Self-rated food poverty is also up by five points to 34 percent, which means that an estimated 7.8 million families rated themselves as “food-poor.” This is five points above the 29 percent recorded in March 2018. This is also the highest since the 34 percent posted in December 2016.
The rice tariffication measure is expected to be among the priority legislative agenda to be pushed by President Duterte on his third State of the Nation Address today.
Economic managers are keen on removing the quantitative restriction (QR) on rice to tame inflation, which has accelerated in recent months due to the implementation of the Tax Reform for Acceleration and Inclusion.
The government expects the increase in rice supply—with the scrapping of the QR—to cut the price of the staple by P7 per kilogram.

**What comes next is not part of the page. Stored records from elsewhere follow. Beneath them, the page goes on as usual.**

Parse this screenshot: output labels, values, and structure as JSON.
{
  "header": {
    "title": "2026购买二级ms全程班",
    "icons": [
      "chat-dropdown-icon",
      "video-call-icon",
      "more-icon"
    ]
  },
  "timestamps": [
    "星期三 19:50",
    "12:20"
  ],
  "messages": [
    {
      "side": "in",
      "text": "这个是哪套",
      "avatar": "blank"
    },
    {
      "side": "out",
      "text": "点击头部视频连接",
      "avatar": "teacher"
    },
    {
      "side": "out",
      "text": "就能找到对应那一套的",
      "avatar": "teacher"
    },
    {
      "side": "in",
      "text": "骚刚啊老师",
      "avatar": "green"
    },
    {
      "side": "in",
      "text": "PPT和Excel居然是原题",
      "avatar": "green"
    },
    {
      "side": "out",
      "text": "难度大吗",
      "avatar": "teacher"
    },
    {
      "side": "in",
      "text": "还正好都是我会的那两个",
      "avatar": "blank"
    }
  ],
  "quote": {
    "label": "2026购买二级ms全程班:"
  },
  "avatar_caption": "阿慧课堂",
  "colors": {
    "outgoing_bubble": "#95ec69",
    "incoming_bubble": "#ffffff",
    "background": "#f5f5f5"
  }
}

Aside from providing jobs, Roque said the implementation of infrastructure projects under the “BBB” program will also help ease inflation as it will lower the cost of transporting food and other goods.
Roque noted that weather-related delays in the distribution of cheap imports caused families to feel the pinch of higher food prices during the survey period.
He said rice inflation consistently picked up, from 1 percent in January to 4.7 percent in June this year. Average inflation also accelerated to 5.2 percent in June, from 4.6 percent in May.
The June inflation rate was above government and market expectations.
Roque also said the timing of the survey, which was conducted from June 27 to 30 must also be considered as a factor behind the results.
“The government, through the Department of Social Welfare and Development, had distributed unconditional cash transfers to around 3.8 million of the 10 million total beneficiaries at the time of the survey, with distribution ramping up quickly subsequently, while the Department of Transportation’s Pantawid Pasada Program for jeepney operators with valid franchises started this July,” he said.